La victoire du Castres olympique sur le Rugby club toulonnais (29-27) a été entachée d’une erreur d’arbitrage sur l’essai d’Adam Vargas à la quarantième minute. L’arbitre central du match Tual Trainini s’est expliqué sur les raisons de ce couac.
C’est une décision qui a fait parler samedi dans le Var – et même au-delà – du début de journée et jusque dans la soirée. En déplacement à Castres pour la troisième journée de Top 14, le Rugby club toulonnais a vu son adversaire tarnais l’emporter 29-27 et notamment inscrire un essai qui aurait logiquement dû être refusé. Juste avant la pause, l’ailier du CO Adam Vargas a aplati en coin… après avoir mis la pointe de son pied sur la ligne de touche, devant les yeux de l’arbitre de touche. Si l’erreur est évidemment humaine et que les arbitres ont bien sûr le droit de ne pas tout voir, rien n’est en revanche signalé par l’arbitre vidéo, normalement soutenu par ses outils technologiques, alors que la sortie de l’aire de jeu semble manifeste. Mais alors qu’a-t-il bien pu se passer ?

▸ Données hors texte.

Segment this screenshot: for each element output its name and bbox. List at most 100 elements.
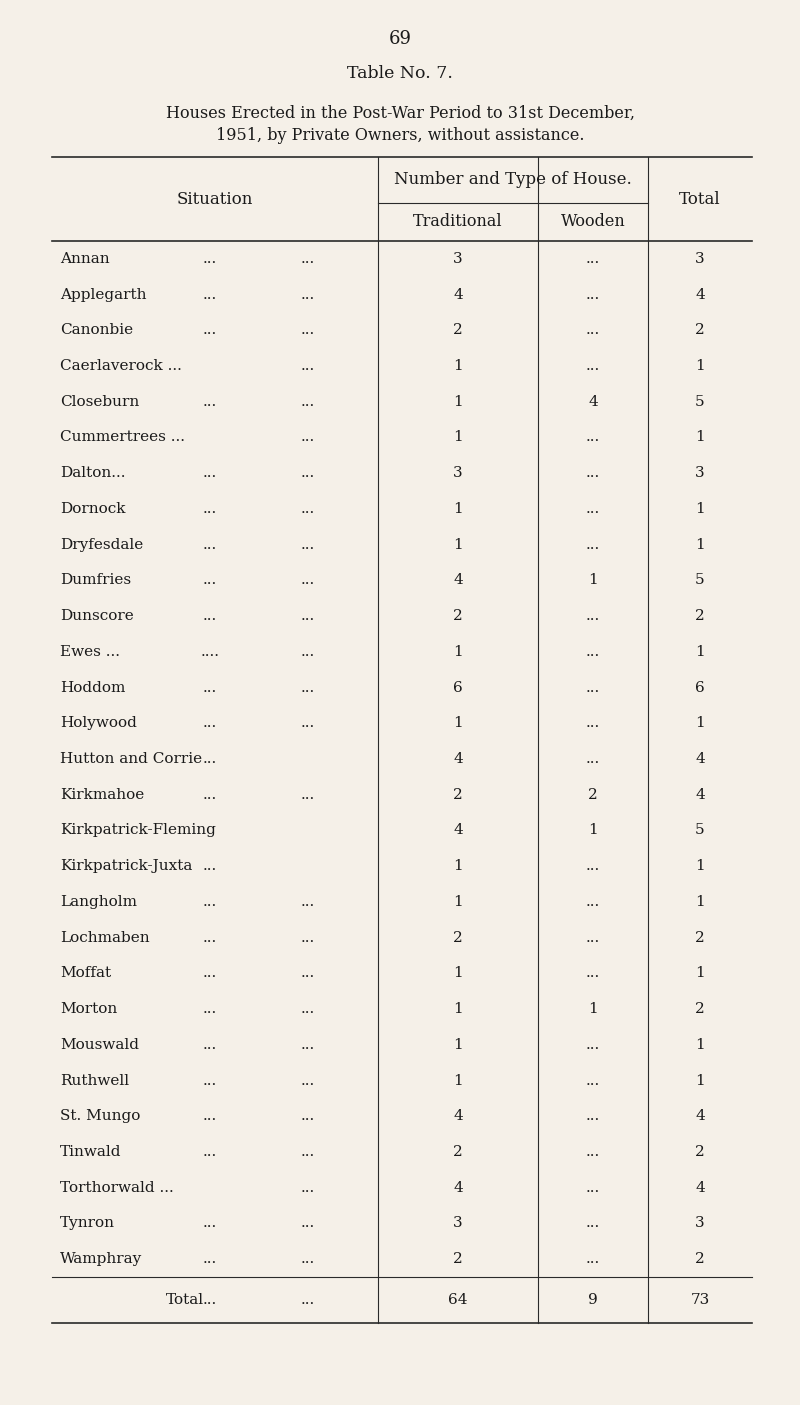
- Text: 4: 4: [695, 788, 705, 802]
- Text: 4: 4: [695, 1180, 705, 1194]
- Text: 1: 1: [695, 645, 705, 659]
- Text: ...: ...: [586, 930, 600, 944]
- Text: ...: ...: [586, 895, 600, 909]
- Text: ...: ...: [203, 395, 217, 409]
- Text: 1: 1: [453, 967, 463, 981]
- Text: 2: 2: [453, 1252, 463, 1266]
- Text: Ewes ...: Ewes ...: [60, 645, 120, 659]
- Text: 1: 1: [453, 717, 463, 731]
- Text: ...: ...: [203, 323, 217, 337]
- Text: ...: ...: [301, 680, 315, 694]
- Text: 9: 9: [588, 1293, 598, 1307]
- Text: ...: ...: [586, 1038, 600, 1052]
- Text: 2: 2: [695, 610, 705, 622]
- Text: Dumfries: Dumfries: [60, 573, 131, 587]
- Text: 1: 1: [695, 430, 705, 444]
- Text: 64: 64: [448, 1293, 468, 1307]
- Text: ...: ...: [203, 573, 217, 587]
- Text: ...: ...: [203, 717, 217, 731]
- Text: 3: 3: [453, 466, 463, 481]
- Text: ...: ...: [203, 788, 217, 802]
- Text: 5: 5: [695, 395, 705, 409]
- Text: 1: 1: [695, 360, 705, 374]
- Text: 4: 4: [453, 288, 463, 302]
- Text: Kirkmahoe: Kirkmahoe: [60, 788, 144, 802]
- Text: Closeburn: Closeburn: [60, 395, 139, 409]
- Text: ...: ...: [203, 251, 217, 266]
- Text: ...: ...: [203, 1109, 217, 1123]
- Text: ...: ...: [301, 573, 315, 587]
- Text: ...: ...: [203, 610, 217, 622]
- Text: Moffat: Moffat: [60, 967, 111, 981]
- Text: Situation: Situation: [177, 191, 253, 208]
- Text: 1: 1: [695, 717, 705, 731]
- Text: 1951, by Private Owners, without assistance.: 1951, by Private Owners, without assista…: [216, 126, 584, 143]
- Text: 1: 1: [695, 1073, 705, 1087]
- Text: Lochmaben: Lochmaben: [60, 930, 150, 944]
- Text: ...: ...: [203, 502, 217, 516]
- Text: Wooden: Wooden: [561, 214, 626, 230]
- Text: ...: ...: [301, 1293, 315, 1307]
- Text: ...: ...: [586, 360, 600, 374]
- Text: 6: 6: [453, 680, 463, 694]
- Text: 2: 2: [453, 323, 463, 337]
- Text: 73: 73: [690, 1293, 710, 1307]
- Text: ...: ...: [301, 788, 315, 802]
- Text: 6: 6: [695, 680, 705, 694]
- Text: 1: 1: [453, 430, 463, 444]
- Text: 2: 2: [695, 1145, 705, 1159]
- Text: Houses Erected in the Post-War Period to 31st December,: Houses Erected in the Post-War Period to…: [166, 105, 634, 122]
- Text: Applegarth: Applegarth: [60, 288, 146, 302]
- Text: 4: 4: [453, 823, 463, 837]
- Text: 5: 5: [695, 573, 705, 587]
- Text: ...: ...: [586, 967, 600, 981]
- Text: 1: 1: [453, 1073, 463, 1087]
- Text: Dornock: Dornock: [60, 502, 126, 516]
- Text: Total: Total: [679, 191, 721, 208]
- Text: ...: ...: [301, 717, 315, 731]
- Text: 5: 5: [695, 823, 705, 837]
- Text: ...: ...: [301, 1145, 315, 1159]
- Text: ...: ...: [586, 860, 600, 873]
- Text: ...: ...: [301, 967, 315, 981]
- Text: 2: 2: [695, 930, 705, 944]
- Text: ...: ...: [301, 360, 315, 374]
- Text: Kirkpatrick-Juxta: Kirkpatrick-Juxta: [60, 860, 192, 873]
- Text: 1: 1: [453, 502, 463, 516]
- Text: Caerlaverock ...: Caerlaverock ...: [60, 360, 182, 374]
- Text: ...: ...: [586, 1073, 600, 1087]
- Text: ...: ...: [301, 1109, 315, 1123]
- Text: ...: ...: [301, 1180, 315, 1194]
- Text: Hoddom: Hoddom: [60, 680, 126, 694]
- Text: 1: 1: [453, 645, 463, 659]
- Text: 1: 1: [453, 860, 463, 873]
- Text: ...: ...: [203, 1073, 217, 1087]
- Text: ...: ...: [586, 1217, 600, 1231]
- Text: 1: 1: [695, 967, 705, 981]
- Text: 4: 4: [695, 288, 705, 302]
- Text: 4: 4: [588, 395, 598, 409]
- Text: ...: ...: [586, 1180, 600, 1194]
- Text: ...: ...: [301, 323, 315, 337]
- Text: ...: ...: [586, 1252, 600, 1266]
- Text: 3: 3: [695, 251, 705, 266]
- Text: ...: ...: [301, 1217, 315, 1231]
- Text: ...: ...: [301, 1073, 315, 1087]
- Text: 1: 1: [453, 360, 463, 374]
- Text: 1: 1: [695, 1038, 705, 1052]
- Text: 2: 2: [453, 1145, 463, 1159]
- Text: ...: ...: [203, 1293, 217, 1307]
- Text: 2: 2: [453, 788, 463, 802]
- Text: 1: 1: [453, 1038, 463, 1052]
- Text: 2: 2: [695, 1252, 705, 1266]
- Text: 3: 3: [453, 251, 463, 266]
- Text: Torthorwald ...: Torthorwald ...: [60, 1180, 174, 1194]
- Text: ...: ...: [301, 466, 315, 481]
- Text: ...: ...: [586, 645, 600, 659]
- Text: ...: ...: [203, 1145, 217, 1159]
- Text: 1: 1: [453, 395, 463, 409]
- Text: 1: 1: [588, 823, 598, 837]
- Text: ....: ....: [201, 645, 219, 659]
- Text: 4: 4: [453, 573, 463, 587]
- Text: ...: ...: [586, 288, 600, 302]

À l’issue de la rencontre, l’arbitre central du jour Tual Trainini est venu s’expliquer au micro de Canal+ sur les raisons de ce loupé : « On a une image claire que le ballon est aplati dans l’en-but et donc dans ce cas-là notre process est très simple, c’est qu’on accorde l’essai. Si personne n’a de doute sur le terrain, on laisse l’arbitre vidéo faire son travail. Et en fait, au moment où le premier ralenti repasse et commence à dérouler, il y a tout le système VOGO (du nom de la société qui fournit le système vidéo) qui est tombé en panne. Pour mon arbitre vidéo, c’est la première fois que cela lui arrive, il est face à un écran figé, il est incapable de vérifier si le ballon est bien aplati ou pas, si le joueur est en touche ou pas. Moi je suis dans l’attente, je n’ai pas l’information, le joueur transforme et je siffle la mi-temps. Je suis le protocole que l’on nous a donné. C’est en rentrant au vestiaire ensuite qu’on apprend que le système est tombé en carafe (sic). Pour nous c’est terrible parce que quand on découvre ça, il faut qu’on reste concentré, il faut qu’on se remobilise. »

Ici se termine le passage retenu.